Çocuklar tertemiz bir yaratılışa sahiptir. Bu hususu Sevgili Peygamberimiz şöyle ifade etmektedir. “Hiçbir  çocuk yoktur ki fıtrat üzere doğmuş olmasın. Sonra onu annesi babası Yahudileştirir, Hıristiyanlaştırır veya Mecusileştirir… (Müslim, Kader, 22)
Allahü Teâlâ buyurur ki. “Ey iman  edenler nefislerinizi, eşlerinizi ve çocuklarınızı yakıtı insanlar ve taşlar olan cehennem azabından koruyunuz(Tahrim,6)

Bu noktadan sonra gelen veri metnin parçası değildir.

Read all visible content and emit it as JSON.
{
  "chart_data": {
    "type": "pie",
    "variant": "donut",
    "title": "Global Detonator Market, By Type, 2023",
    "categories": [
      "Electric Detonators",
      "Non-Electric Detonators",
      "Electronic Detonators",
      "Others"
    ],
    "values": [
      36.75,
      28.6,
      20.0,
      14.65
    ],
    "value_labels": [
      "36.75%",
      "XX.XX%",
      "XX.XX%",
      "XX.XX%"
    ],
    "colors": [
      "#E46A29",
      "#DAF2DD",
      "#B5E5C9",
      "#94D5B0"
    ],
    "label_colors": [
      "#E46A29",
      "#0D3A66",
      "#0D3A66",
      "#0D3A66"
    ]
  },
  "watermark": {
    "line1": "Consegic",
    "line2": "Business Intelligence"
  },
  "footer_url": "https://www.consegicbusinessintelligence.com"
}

Bu ayet-i kerimenin nüzulünden sonra Hz. Ömer: “Ya Rasulallah! Nefislerimizi koruruz, fakat ehlimizi nasıl koruyabiliriz?’’ demişti. Bunun üzerine Allah’ın  Resulü de şöyle buyurdu: ‘’Allah’ın sizi nehyettiği şeylerden onları nehyedersiniz ve Allah’ın size emrettiği şeyleri onlara emredersiniz. İşte bu, onları korumak demektir. ”

Hadis-i Şerif’te Peygamber Efendimiz. (S.A.V) Şöyle buyuruyor:

 “Hepiniz çobansınız; hepiniz güttüğünüz sürüden mes-ulsünuz. Devlet reisi de bir çobandır ve sürüsünden mes-uldür. Erkek ailesinin çobanıdır ve sürüsünden mes-uldür. Kadın kocasının evinin çobanıdır ve sürüsünden mes-uldür. Hizmetkâr, efendisinin malının çobanıdır; o da sürüsünden mes-uldür. Netice itibariyle hepiniz çobansınız ve güttüğünüz sürüden mes-ulsünüz. (Riyazü’s-Salihin, Hadis No:302)
"Çocuğun ismini ve terbiyesini güzel yapmak, ana ve babanın  vazifelerindendir."


Resul-ü Ekrem (s.a.v) bir hadisi şeriflerinde şöyle buyurmaktadır. “Bakmakla yükümlü olduğu kimseleri ihmal etmesi, kişiye gü­nâh olarak yeter.( Ebu Davut, Zekât, 45)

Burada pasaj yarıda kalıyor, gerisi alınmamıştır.